Le premier groupe arriva. Deux femmes de l’équipe de traitement du régolithe, une technicienne en systèmes hydrauliques, puis trois hommes du raffinage. Élise les fit s’asseoir en demi-cercle sur des caisses de recyclage de CO₂, face à un panneau d’affichage mural qu’elle avait recouvert d’un drap thermique. Elle avait besoin qu’ils voient les données, pas les caméras.
« On n’a pas beaucoup de temps », commença-t-elle, la voix basse mais ferme. « La relève de nuit est dans quarante minutes. Après ça, on aura peut-être deux heures de tranquillité avant que les capteurs de mouvement enregistrent des anomalies. »
Le dernier groupe arriva : deux jeunes hommes du module 4 — enfin, de ce qu’il en restait — et une femme du triage médical qu’Élise ne connaissait pas. Elle s’appelait Yuna, spécialiste en biofiltration, et elle avait les yeux d’une personne qui n’a pas dormi depuis des jours parce qu’elle regarde les écrans de surveillance mentale des autres.
« Vous savez pourquoi vous êtes là », dit Callum en prenant la parole. Il se tenait debout, les bras croisés, le menton levé — le syndicaliste qui redevenait orateur. « On vous a demandé de venir sans badge, sans log, sans signalement. Ce que vous allez entendre ici ne sort pas de ce corridor. »
Il désigna Élise d’un geste du menton. « Elle a des preuves. Des vraies. »
Élise arracha le drap thermique. Le panneau affichait une copie thermique du relevé structural original de la Module 4 — le document que la compagnie prétendait détruit dans l’effondrement numérique. Les lignes rouges du tracé de fissuration semblaient pulser dans la pénombre, comme des veines ouvertes.
« Ce relevé a été généré avant le mini-séisme », dit-elle en tapotant l’écran du doigt. « Trois jours avant. Regardez la signature horodatée. »
Elle zooma sur le coin inférieur droit. Un identifiant s’affichait : LH-11/AQ.
« Toutes les falsifications portent cette séquence. Les rapports d’inspection. Les alarmes filtrées. Les dossiers médicaux — oui, les dossiers médicaux. Le Docteur Hélène a confirmé une distribution illégale de sédatifs sur le personnel depuis dix ans. »
Un silence épais s’installa. Puis la technicienne hydraulique, une femme au visage coupé par une cicatrice de soudure, leva la main.
« Les sédatifs. C’est pour ça qu’on dort si mal ? » Elle rit sans joie. « Je croyais que c’était l’oxygène. »
« C’est pour vous contrôler », répondit Élise. « Ils vous gardent fatigués, obéissants. Et quand quelqu’un devient gênant — » elle marqua une pause — « ils augmentent la dose. »
La femme du triage médical, Yuna, se pencha en avant. Sa voix était un murmure à peine audible. « Le Dr Hélène a parlé d’une opération en cours. “Blackout le 14”. C’est le cycle lunaire actuel. »
Le mot « blackout » fit le tour du demi-cercle comme un frisson. Les deux hommes du module 4 échangèrent un regard. Le plus âgé d’entre eux — un Québécois nommé Patrice, ancien foreur — finit par parler :
« Ce soir, à la pause technique, j’ai capté une transmission. Pas un message standard — un truc chiffré, sur la fréquence réservée au carburant. J’ai réussi à en extraire une ligne avant qu’elle boucle : “Liste de désignation prioritaire, copie au protocole Blackout, séquence 24 heures”. »

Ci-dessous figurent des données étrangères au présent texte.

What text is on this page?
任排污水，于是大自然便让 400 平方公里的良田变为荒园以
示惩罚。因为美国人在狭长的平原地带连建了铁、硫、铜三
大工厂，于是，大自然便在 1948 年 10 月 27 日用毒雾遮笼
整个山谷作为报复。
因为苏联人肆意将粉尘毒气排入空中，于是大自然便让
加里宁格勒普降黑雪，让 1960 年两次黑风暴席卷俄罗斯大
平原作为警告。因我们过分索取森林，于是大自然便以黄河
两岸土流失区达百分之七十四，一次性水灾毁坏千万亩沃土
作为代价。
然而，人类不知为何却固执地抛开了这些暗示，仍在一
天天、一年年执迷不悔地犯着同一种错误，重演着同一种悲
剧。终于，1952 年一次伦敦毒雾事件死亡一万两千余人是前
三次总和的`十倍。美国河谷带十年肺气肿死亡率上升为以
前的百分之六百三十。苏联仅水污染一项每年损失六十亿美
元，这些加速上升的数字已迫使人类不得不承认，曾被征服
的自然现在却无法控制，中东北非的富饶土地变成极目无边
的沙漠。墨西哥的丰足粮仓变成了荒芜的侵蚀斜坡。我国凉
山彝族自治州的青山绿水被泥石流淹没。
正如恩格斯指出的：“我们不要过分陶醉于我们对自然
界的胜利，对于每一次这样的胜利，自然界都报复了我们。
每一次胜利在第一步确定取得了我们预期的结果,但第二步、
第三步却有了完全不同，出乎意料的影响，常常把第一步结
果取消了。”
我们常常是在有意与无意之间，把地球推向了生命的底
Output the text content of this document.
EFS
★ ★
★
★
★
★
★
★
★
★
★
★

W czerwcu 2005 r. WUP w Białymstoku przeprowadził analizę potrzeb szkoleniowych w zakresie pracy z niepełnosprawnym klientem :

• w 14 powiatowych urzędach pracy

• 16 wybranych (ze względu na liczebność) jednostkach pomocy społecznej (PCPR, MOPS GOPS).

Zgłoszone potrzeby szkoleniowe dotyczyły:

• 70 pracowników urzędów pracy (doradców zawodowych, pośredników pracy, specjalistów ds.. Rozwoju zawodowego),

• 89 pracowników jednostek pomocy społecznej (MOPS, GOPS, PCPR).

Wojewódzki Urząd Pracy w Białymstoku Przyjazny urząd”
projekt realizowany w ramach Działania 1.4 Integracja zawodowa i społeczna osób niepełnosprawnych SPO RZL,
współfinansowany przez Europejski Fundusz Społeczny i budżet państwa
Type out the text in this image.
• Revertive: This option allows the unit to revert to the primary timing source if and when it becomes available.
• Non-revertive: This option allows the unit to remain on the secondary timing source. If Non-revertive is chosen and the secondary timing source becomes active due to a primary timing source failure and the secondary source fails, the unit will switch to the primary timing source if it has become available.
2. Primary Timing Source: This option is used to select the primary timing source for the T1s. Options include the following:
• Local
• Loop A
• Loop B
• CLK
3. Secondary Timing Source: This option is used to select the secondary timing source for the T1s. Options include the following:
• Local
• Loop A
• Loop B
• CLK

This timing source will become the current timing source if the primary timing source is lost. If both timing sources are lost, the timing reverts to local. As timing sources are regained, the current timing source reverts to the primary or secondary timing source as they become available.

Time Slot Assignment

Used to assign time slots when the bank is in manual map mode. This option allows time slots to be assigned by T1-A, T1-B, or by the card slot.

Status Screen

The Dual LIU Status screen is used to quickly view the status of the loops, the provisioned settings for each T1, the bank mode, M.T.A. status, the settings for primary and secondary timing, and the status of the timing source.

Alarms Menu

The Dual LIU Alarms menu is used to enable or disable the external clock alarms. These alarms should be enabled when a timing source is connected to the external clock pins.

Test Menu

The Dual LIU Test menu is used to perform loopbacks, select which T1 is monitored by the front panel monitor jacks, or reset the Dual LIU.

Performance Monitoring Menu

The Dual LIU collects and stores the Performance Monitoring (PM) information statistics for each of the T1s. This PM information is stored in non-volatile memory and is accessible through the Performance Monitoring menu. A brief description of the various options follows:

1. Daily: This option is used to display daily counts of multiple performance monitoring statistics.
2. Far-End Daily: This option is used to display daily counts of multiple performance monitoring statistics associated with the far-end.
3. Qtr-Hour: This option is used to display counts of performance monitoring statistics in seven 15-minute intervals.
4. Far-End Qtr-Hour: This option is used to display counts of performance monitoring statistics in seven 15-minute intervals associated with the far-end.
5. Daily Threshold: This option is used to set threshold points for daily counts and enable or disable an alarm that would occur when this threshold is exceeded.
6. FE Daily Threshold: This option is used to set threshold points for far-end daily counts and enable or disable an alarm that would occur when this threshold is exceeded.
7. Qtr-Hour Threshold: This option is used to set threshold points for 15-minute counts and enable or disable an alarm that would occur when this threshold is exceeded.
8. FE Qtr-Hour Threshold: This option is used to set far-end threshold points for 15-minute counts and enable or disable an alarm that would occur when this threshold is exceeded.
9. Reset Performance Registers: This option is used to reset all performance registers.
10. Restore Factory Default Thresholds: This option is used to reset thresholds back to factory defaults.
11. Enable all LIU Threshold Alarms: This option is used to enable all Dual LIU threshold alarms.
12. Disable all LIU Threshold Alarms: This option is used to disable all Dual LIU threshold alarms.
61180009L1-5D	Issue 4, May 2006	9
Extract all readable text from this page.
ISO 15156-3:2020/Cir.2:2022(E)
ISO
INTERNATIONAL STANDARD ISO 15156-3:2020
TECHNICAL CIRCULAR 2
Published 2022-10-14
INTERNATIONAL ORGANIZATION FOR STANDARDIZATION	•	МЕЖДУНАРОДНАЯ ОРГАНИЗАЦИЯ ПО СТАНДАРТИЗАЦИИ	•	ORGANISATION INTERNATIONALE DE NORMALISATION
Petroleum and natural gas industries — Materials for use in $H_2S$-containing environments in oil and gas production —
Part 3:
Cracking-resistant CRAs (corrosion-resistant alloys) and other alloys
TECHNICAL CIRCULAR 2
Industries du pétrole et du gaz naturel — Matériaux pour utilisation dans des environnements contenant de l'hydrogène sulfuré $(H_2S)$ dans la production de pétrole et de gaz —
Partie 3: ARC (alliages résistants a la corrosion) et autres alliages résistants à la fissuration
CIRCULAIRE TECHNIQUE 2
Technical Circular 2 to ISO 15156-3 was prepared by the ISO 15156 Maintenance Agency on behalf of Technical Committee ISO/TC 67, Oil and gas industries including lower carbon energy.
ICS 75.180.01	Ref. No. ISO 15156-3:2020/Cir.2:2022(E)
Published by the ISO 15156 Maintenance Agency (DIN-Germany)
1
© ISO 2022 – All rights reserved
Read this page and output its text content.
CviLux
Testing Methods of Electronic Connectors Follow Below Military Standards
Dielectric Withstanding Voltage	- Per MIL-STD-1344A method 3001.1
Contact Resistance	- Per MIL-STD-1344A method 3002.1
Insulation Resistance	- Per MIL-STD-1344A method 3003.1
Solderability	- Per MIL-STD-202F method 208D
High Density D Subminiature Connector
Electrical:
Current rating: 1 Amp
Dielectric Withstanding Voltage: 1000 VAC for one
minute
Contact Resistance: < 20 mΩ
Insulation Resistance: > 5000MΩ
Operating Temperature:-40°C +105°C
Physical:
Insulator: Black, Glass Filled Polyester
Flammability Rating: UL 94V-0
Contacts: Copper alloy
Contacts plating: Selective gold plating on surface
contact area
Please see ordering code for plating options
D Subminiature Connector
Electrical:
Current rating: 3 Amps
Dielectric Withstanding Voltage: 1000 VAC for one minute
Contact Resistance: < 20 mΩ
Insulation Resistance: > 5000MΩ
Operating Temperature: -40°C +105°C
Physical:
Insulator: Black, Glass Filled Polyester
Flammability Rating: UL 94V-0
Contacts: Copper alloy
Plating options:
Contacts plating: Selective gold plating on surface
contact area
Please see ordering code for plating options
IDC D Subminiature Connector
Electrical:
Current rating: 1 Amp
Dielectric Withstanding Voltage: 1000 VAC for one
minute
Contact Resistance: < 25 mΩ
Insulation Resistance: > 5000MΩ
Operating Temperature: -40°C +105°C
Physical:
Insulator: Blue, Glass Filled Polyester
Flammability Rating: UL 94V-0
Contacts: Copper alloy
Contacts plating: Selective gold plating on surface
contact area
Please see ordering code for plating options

Un autre silence. Cette fois, il était différent. Ce n’était plus la méfiance des ouvriers face à une théorie du complot. C’était le calme qui précède la décision.
Callum laissa retomber ses bras. Il fit un pas au centre du demi-cercle et posa les deux mains sur le panneau réfléchissant, comme s’il voulait empêcher les données de s’échapper.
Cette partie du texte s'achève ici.